Despite this, the project team recruited 2,940 smallholder farmers, organising them into 145 self help groups. Training in improved animal management is well underway, with improvements in the condition of cattle already visible. And capping two springs has brought reliable, clean water to 85% of families – a vital part of good nutrition.

In the second year of the project, the focus has shifted to the sale of surplus produce, chiefly milk, butter and cheese, and homegrown fruit and vegetables. Farmers are engaging with local markets, and savings schemes give them access to capital to re-invest, and to build their resilience to “shock” events. In the final year of the project, as dairy cows become healthier and better fed we will link farmers to breeding services, including the provision of artificial insemination, enabling them to proactively crossbreed to improve genetic quality.

Learning and passing on farming skills

Abebech and Kelta in southern Ethiopia with desho fodder grass they will shred as feed for their cow.

Kelta Alambo Bunare, 40, and his wife Abebech Alebo Asha have four children aged between 10 and 18, and he’s a member of the Melkam (“Looks Good”) self help group in the DaNI project in Ethiopia. A neighbour of theirs was a member of an earlier Ripple Effect project, and helped the family to improve their vegetable garden and produce forage for their livestock, a valuable process called “copy farming”. When the DaNI project was announced, Kelta was one of the first smallholder farmers who applied to join.

The family’s farm, which is about one hectare in total, provides all their income. Through long experience they have developed a range of different crops including vegetables, cereal and roots. They use the milk from their cow for butter, cheese and yoghurt production as well as for home consumption, and the manure to improve the soil organically.

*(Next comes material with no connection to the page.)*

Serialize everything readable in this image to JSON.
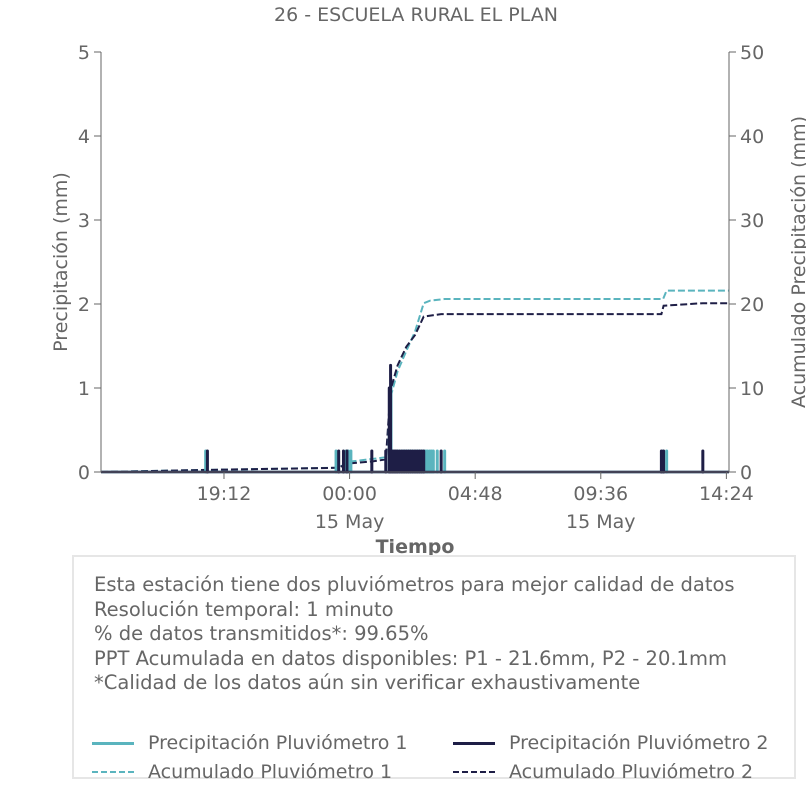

Formal training from Ripple Effect has allowed them to consolidate and improve their farm, learning how to best manage their available space and resources to maximise production.

In the first year of the project Kelta particularly valued the training in basic animal freedoms, which enabled him to ensure his dairy cow is healthy and happy – and productive. He is excited to learn more about the potential for crossbreeding their local cow with Jersey genetics, to improve productivity and milk quality.

“I've learned so much since joining the Melkam group. I have been trained about dairy cow management, and how to support dairy farming as a business. Farming and livestock is my life, my family’s life – I want to learn as much as I can.”